REPUBLIKA.CO.ID, YERUSALEM -- Enam orang tewas pada Jumat (21/7), dalam serentetan kekerasan Israel-Palestina paling berdarah dalam beberapa tahun ini, dipicu penerapan tindakan keamanan baru oleh Israel di tempat suci Yerusalem.
Tiga warga Israel ditikam hingga tewas, di sebuah pemukiman Yahudi di Tepi Barat yang diduduki Israel, beberapa jam setelah tiga warga Palestina tewas dalam kekerasan yang dipicu oleh pemasangan pelacak logam oleh Israel, pada titik masuk kawasan bukit rumah suci di Kota Tua Yerusalem.
Presiden Palestina Mahmoud Abbas memerintahkan penghentian semua hubungan resmi dengan Israel sampai pelacak logam tersebut dibongkar. Dia tidak memberikan rincian lebih lanjut, namun saat ini hubungan di antara dua negara itu sebagian besar terbatas pada kerja sama keamanan.
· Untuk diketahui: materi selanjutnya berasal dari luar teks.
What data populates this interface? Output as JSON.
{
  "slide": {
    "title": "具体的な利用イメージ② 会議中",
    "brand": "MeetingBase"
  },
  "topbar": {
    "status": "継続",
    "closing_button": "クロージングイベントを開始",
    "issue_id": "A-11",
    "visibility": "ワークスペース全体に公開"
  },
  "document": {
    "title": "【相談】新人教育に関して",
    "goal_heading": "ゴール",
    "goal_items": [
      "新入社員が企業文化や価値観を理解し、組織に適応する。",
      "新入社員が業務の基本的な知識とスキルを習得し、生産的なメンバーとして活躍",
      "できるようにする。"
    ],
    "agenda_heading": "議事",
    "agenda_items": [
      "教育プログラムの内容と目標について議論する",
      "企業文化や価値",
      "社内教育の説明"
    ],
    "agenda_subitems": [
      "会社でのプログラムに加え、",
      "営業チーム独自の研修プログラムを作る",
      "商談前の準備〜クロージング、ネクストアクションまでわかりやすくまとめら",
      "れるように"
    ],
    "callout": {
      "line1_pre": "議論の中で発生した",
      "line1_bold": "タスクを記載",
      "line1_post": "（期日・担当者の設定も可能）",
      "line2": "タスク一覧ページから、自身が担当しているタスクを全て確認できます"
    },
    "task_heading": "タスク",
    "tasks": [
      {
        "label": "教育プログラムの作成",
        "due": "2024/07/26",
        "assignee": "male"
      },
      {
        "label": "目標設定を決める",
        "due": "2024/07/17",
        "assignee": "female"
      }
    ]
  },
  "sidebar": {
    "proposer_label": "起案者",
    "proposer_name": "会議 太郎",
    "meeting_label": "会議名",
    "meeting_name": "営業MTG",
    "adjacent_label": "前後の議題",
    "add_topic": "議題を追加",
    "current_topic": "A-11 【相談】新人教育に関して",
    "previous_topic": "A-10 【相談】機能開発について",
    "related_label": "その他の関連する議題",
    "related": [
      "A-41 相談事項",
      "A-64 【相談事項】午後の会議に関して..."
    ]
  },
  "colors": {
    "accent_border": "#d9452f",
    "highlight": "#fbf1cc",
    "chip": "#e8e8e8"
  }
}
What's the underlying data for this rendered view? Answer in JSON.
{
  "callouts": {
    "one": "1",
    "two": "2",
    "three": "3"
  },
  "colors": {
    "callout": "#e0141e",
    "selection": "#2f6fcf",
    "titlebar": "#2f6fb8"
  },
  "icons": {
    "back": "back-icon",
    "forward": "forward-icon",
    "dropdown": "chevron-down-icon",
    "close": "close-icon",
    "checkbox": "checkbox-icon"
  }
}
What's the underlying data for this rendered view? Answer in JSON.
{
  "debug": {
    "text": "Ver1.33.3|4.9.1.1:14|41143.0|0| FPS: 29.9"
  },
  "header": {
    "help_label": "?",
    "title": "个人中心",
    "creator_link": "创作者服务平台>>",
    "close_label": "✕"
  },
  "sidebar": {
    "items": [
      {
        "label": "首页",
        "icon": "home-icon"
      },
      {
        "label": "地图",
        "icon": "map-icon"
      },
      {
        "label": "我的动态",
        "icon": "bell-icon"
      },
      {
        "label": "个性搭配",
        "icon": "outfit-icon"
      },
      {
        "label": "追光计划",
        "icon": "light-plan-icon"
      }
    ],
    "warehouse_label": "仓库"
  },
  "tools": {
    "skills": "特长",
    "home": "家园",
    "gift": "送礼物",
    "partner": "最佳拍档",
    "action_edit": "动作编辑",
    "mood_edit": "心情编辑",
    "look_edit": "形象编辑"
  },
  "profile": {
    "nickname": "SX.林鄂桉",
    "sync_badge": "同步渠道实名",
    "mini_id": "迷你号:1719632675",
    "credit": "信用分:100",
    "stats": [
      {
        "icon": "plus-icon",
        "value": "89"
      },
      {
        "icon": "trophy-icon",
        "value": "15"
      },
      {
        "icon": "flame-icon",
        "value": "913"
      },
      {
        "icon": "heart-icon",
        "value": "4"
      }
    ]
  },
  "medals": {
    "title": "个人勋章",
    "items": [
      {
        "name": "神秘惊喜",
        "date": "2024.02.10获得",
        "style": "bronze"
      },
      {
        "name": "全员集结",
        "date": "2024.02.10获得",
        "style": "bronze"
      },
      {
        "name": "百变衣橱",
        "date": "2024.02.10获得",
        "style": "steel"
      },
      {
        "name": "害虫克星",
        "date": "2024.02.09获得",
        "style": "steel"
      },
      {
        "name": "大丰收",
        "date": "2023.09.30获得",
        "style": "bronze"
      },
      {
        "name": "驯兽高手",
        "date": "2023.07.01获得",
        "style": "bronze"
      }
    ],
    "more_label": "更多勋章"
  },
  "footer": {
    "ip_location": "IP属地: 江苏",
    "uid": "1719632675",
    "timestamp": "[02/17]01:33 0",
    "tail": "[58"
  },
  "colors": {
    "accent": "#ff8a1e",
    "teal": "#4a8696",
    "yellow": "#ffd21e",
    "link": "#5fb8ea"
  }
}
"Saya menyatakan penghentian semua hubungan dengan Israel pada semua tingkat, sampai mereka membatalkan tindakannya di masjid al Aqsa dan mempertahankan status quo," kata Abbas dalam sebuah pernyataan di saluran televisi.
Ketiga warga Israel itu ditikam hingga tewas dan korban keempat menderita luka, mereka berasal dari pemukiman Neve Tsuf di Tepi Barat. Media Israel mengatakan ketiga korban tewas itu merupakan anggota dari keluarga yang sama, dua pria berusia 60 dan 40 tahun, serta seorang wanita berusia 40 tahun.
Wanita yang terluka, berusia 68 tahun, kini dirawat di rumah sakit akibat luka tusukan di punggungnya, kata media Israel.
Sebuah gambar yang disiarkan televisi Israel menunjukkan keadaan sebuah ruang dapur, dengan lantai yang berubah menjadi merah warnanya akibat ceceran darah.
Keluarga itu sedang duduk untuk menyantap makan malam sederhana ketika serangan terjadi, menurut Radio Israel. Radio Israel menyebut jati diri pelaku sebagai warga Palestina berusia 19 tahun, berasal dari desa Khobar, Tepi Barat dekat Ramallah. Pernyataan dari radio tersebut mengatakan pelaku akhirnya ditembak, namun kondisinya tidak diketahui.